Attentional Pooling for Action Recognition

Authors: Rohit Girdhar, Deva Ramanan

NeurIPS 2017 | Conference PDF | Archive PDF | Plain Text | LLM Run Details

Reproducibility Variable Result LLM Response
Research Type Experimental We experiment with three recent, large scale action recognition datasets, across still images and videos, namely MPII, HICO and HMDB51. MPII Human Pose Dataset [34] contains 15205 images labeled with up to 16 human body keypoints, and classified into one of 393 action classes. It is split into train, val (from authors of [18]) and test sets, with 8218, 6987 and 5708 images each. We use the val set to compare with [18] and for ablative analysis while the final test results are obtained by emailing our results to authors of [34]. The dataset is highly imbalanced and the evaluation is performed using mean average precision (m AP) to equally weight all classes. HICO [7] is a recently introduced dataset with labels for 600 human object interactions (HOI) combining 117 actions with 80 objects.
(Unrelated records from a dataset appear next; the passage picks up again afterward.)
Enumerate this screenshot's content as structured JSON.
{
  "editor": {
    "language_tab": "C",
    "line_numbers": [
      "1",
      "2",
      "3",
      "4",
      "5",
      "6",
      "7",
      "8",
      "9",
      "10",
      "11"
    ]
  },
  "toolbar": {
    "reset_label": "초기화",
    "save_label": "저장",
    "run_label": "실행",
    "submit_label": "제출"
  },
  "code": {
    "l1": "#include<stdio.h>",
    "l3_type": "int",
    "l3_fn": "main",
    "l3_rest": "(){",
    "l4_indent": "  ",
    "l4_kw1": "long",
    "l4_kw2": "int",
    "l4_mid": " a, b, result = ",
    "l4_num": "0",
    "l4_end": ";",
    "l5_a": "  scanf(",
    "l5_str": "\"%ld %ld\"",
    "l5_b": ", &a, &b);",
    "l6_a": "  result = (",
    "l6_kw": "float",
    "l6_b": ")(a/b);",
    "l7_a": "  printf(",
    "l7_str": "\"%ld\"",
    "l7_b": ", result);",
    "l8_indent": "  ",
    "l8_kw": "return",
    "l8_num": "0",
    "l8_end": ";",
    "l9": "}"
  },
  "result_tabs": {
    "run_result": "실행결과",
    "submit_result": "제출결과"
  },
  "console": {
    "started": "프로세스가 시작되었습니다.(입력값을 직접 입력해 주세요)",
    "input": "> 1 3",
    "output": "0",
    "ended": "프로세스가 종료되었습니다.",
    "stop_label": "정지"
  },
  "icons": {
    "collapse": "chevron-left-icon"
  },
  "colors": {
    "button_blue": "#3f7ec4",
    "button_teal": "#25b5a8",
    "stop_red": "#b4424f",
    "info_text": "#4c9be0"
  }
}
It contains 38116 training and 9658 test images, with each image labeled with all the HOIs active for that image (multi-label setting). Like MPII, this dataset is also highly unbalanced and evaluation is performed using m AP over classes. Finally, to verify our method s applicability to video based action recognition, we experiment with a challenging trimmed action classification dataset, HMDB51 [27]. It contains 6766 realistic and varied video clips from 51 action classes. Evaluation is performed using average classification accuracy over three train/test splits from [23], each with 3570 train and 1530 test videos. Baselines: Throughout the following sections, we compare our approach first to the standard base architecture, mostly Res Net-101 [20], without the attention-weighted pooling. Then we compare to other reported methods and previous state of the art on the respective datasets. MPII: We train our models for 393-way action classification on MPII with softmax cross-entropy loss for both the baseline Res Net and our attentional model. We compare our performance in Tab. 1. Our unconstrained attention model clearly out-performs the base Res Net model, as well as previous state of the art methods involving detection of multiple contextual bounding boxes [18] and fusion of full image with human bounding box features [30]. Our pose-regularized model performs best, though the improvement is small. We visualize the attention maps learned in Fig. 2.
Researcher Affiliation Academia Rohit Girdhar Deva Ramanan The Robotics Institute, Carnegie Mellon University
Pseudocode No The paper describes the method using mathematical derivations and network diagrams, but does not provide structured pseudocode or algorithm blocks.
Open Source Code No The paper references an existing implementation of 'Compact bilinear pooling' from a GitHub link ('https://github.com/ronghanghu/tensorflow_ compact_bilinear_pooling'), but it does not state that the authors are releasing their own source code for the methodology described in this paper.
Open Datasets Yes We experiment with three recent, large scale action recognition datasets, across still images and videos, namely MPII, HICO and HMDB51. MPII Human Pose Dataset [34] contains 15205 images labeled with up to 16 human body keypoints, and classified into one of 393 action classes. HICO [7] is a recently introduced dataset with labels for 600 human object interactions (HOI) combining 117 actions with 80 objects. Finally, to verify our method s applicability to video based action recognition, we experiment with a challenging trimmed action classification dataset, HMDB51 [27]. It contains 6766 realistic and varied video clips from 51 action classes.
Dataset Splits Yes MPII Human Pose Dataset [34] contains 15205 images labeled with up to 16 human body keypoints, and classified into one of 393 action classes. It is split into train, val (from authors of [18]) and test sets, with 8218, 6987 and 5708 images each. HICO [7] is a recently introduced dataset with labels for 600 human object interactions (HOI) combining 117 actions with 80 objects. It contains 38116 training and 9658 test images. HMDB51 [27] ... Evaluation is performed using average classification accuracy over three train/test splits from [23], each with 3570 train and 1530 test videos.
Hardware Specification No The paper does not provide specific details about the hardware used for running the experiments, such as GPU models, CPU types, or memory specifications.
Software Dependencies No The paper does not provide specific version numbers for software dependencies or libraries used in the experiments (e.g., Python, TensorFlow, PyTorch versions).
Experiment Setup No The paper mentions general training settings such as 'softmax cross-entropy loss' and 're-sizing input frames to 450px' for certain datasets, but it does not provide specific experimental setup details like learning rates, batch sizes, optimizer types, or training epochs.